Wellington (Nuova Zelanda) – Senza che quasi nessuno se ne accorga, il termine hacking sta perdendo il suo significato originario, come testimonia ulteriormente una proposta di legge avanzata in queste ore in Nuova Zelanda. L’uso insistito della parola hacking per indicare azioni di cracking che hanno sollevato grande scalpore, a lungo andare ne va storpiando il senso.
Accade così che una norma pensata per bollare come crimine l’irruzione violenta in un server internet, la sottrazione di dati contenuti nei computer assaltati o la modifica di pagine di siti web, si trasformi in una legge antihacking, sebbene l’hacking non abbia davvero granché a che fare con azioni del genere. Azioni che sono, appunto, compiute da crackers.

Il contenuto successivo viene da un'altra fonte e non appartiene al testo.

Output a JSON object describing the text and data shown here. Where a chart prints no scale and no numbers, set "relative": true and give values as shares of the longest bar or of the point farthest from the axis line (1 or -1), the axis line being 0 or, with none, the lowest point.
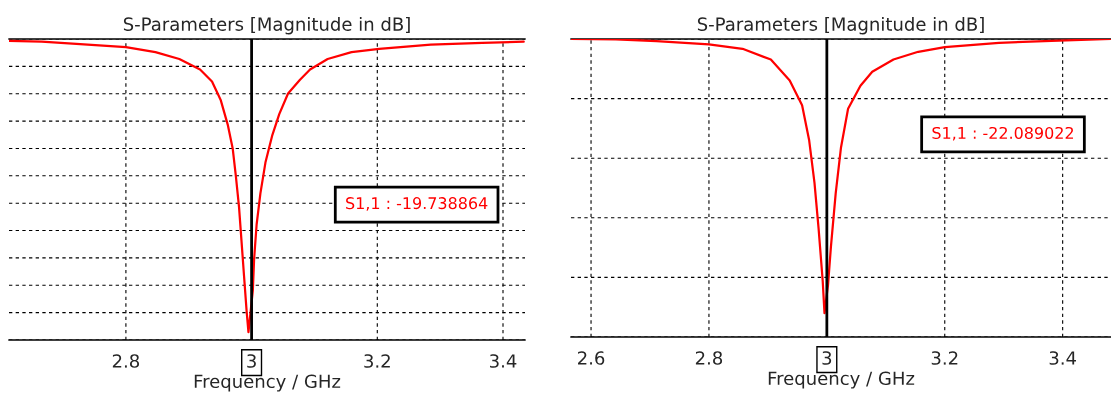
{
  "chart_data": [
    {
      "type": "line",
      "title": "S-Parameters [Magnitude in dB]",
      "xlabel": "Frequency / GHz",
      "relative": true,
      "grid": true,
      "tick_labels": "x",
      "line_style": "solid",
      "xlim": [
        2.614,
        3.435
      ],
      "xticks": [
        2.8,
        3,
        3.2,
        3.4
      ],
      "x": [
        2.614,
        2.666,
        2.721,
        2.8,
        2.847,
        2.885,
        2.918,
        2.937,
        2.951,
        2.962,
        2.97,
        2.975,
        2.98,
        2.984,
        2.988,
        2.992,
        2.995,
        3.002,
        3.004,
        3.008,
        3.014,
        3.022,
        3.033,
        3.044,
        3.058,
        3.077,
        3.093,
        3.121,
        3.159,
        3.203,
        3.285,
        3.367,
        3.433
      ],
      "series": [
        {
          "color": "#ff0000",
          "values": [
            1.0,
            0.997,
            0.99,
            0.979,
            0.962,
            0.939,
            0.904,
            0.864,
            0.801,
            0.72,
            0.639,
            0.547,
            0.444,
            0.329,
            0.213,
            0.098,
            0.026,
            0.167,
            0.271,
            0.386,
            0.49,
            0.593,
            0.685,
            0.755,
            0.824,
            0.87,
            0.904,
            0.939,
            0.962,
            0.973,
            0.987,
            0.993,
            0.997
          ]
        }
      ],
      "ref_lines": [
        {
          "axis": "x",
          "value": 3,
          "color": "#000000",
          "line_style": "solid"
        }
      ],
      "annotations": [
        "S1,1 : -19.738864"
      ]
    },
    {
      "type": "line",
      "title": "S-Parameters [Magnitude in dB]",
      "xlabel": "Frequency / GHz",
      "relative": true,
      "grid": true,
      "tick_labels": "x",
      "line_style": "solid",
      "xlim": [
        2.566,
        3.482
      ],
      "xticks": [
        2.6,
        2.8,
        3,
        3.2,
        3.4
      ],
      "x": [
        2.566,
        2.642,
        2.711,
        2.8,
        2.857,
        2.905,
        2.937,
        2.958,
        2.97,
        2.979,
        2.986,
        2.993,
        2.996,
        3.002,
        3.007,
        3.015,
        3.024,
        3.036,
        3.057,
        3.077,
        3.113,
        3.155,
        3.2,
        3.292,
        3.381,
        3.482
      ],
      "series": [
        {
          "color": "#ff0000",
          "values": [
            1.0,
            0.999,
            0.993,
            0.982,
            0.967,
            0.931,
            0.861,
            0.778,
            0.66,
            0.518,
            0.364,
            0.187,
            0.08,
            0.175,
            0.305,
            0.482,
            0.636,
            0.766,
            0.843,
            0.89,
            0.931,
            0.957,
            0.973,
            0.987,
            0.994,
            1.0
          ]
        }
      ],
      "ref_lines": [
        {
          "axis": "x",
          "value": 3,
          "color": "#000000",
          "line_style": "solid"
        }
      ],
      "annotations": [
        "S1,1 : -22.089022"
      ]
    }
  ]
}
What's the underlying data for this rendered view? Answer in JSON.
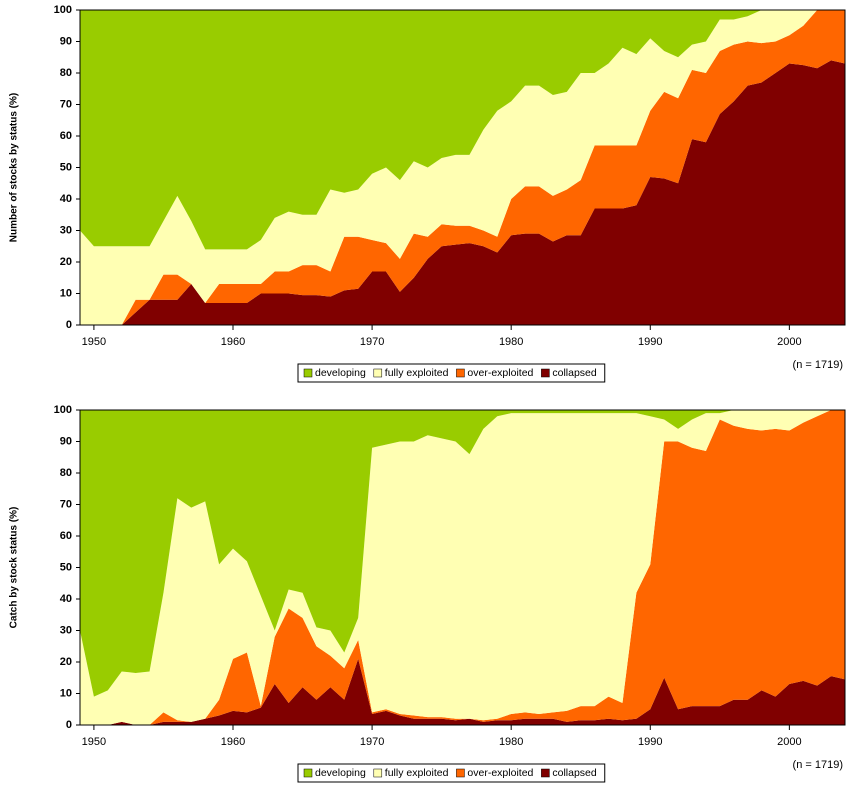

A quanto si è appreso, l’idea delle autorità neozelandesi, in particolare del Governo che va spingendo per una legge ad hoc in Parlamento, è quella di prevedere pene detentive fino a due anni per una serie di atti di cracking fino ad oggi non perseguiti dalla legislazione del paese. Ci vorrà comunque del tempo prima che il Crimes Amendment Bill, oggi in esame in Commissione, si trasformi in una normativa “antihacking” dello Stato.